Todos os dias encerro o expediente com a cabeça pesada demais para conseguir fazer um curso online, ou mesmo escrever. E nesta valsa descompassada só empurro minha lista de desejos e projetos para mais tarde. Preencho vazios com escalada ou qualquer outra atividade física, minha doce ilusão diária de que produzir endorfina vai me ajudar a curar insatisfações internas.
Talvez, em consequência de anos vividos e do processo natural de envelhecer, agora tenha mais dificuldade em conciliar o trabalho com projetos pessoais. Afinal, em sete anos de São Paulo e, sobretudo após o fim da faculdade, conseguia trabalhar, estudar francês, participar de oficinas de escrita, praticar atividade física (às vezes DUAS vezes por dia!) e ainda ter tempo para ver amigos e aproveitar um pouco da abundante vida cultural da cidade.
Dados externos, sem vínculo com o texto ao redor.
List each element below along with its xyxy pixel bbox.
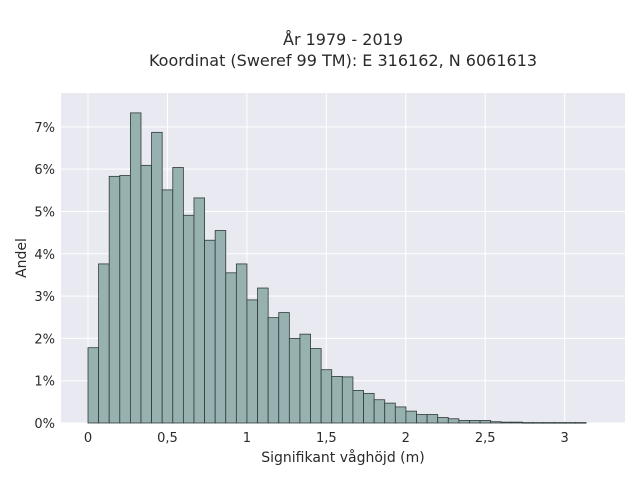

Conforme comentei com uma amiga esses dias, amo envelhecer. Todo o processo de chutar barreiras, afrouxar os cintos e parar de se importar com pequenezas é delicioso. A dor nas costas e a dificuldade em carregar a mesma mochila de dez anos atrás com destreza, entretanto, são um pé no saco.
Contudo, a vida é isso, pessoa que me lê: um amontoado de imperfeições pululando por todos os cantos. E no desejo de aparecer com mais frequência no Substack, vou ver se abraço esse mosaico e a flexibilidade de escrever sobre o que me perturba ou preenche o coração no momento, ao invés de buscar “o momento perfeito” ou a “estrutura ideal” para existir neste espaço digital.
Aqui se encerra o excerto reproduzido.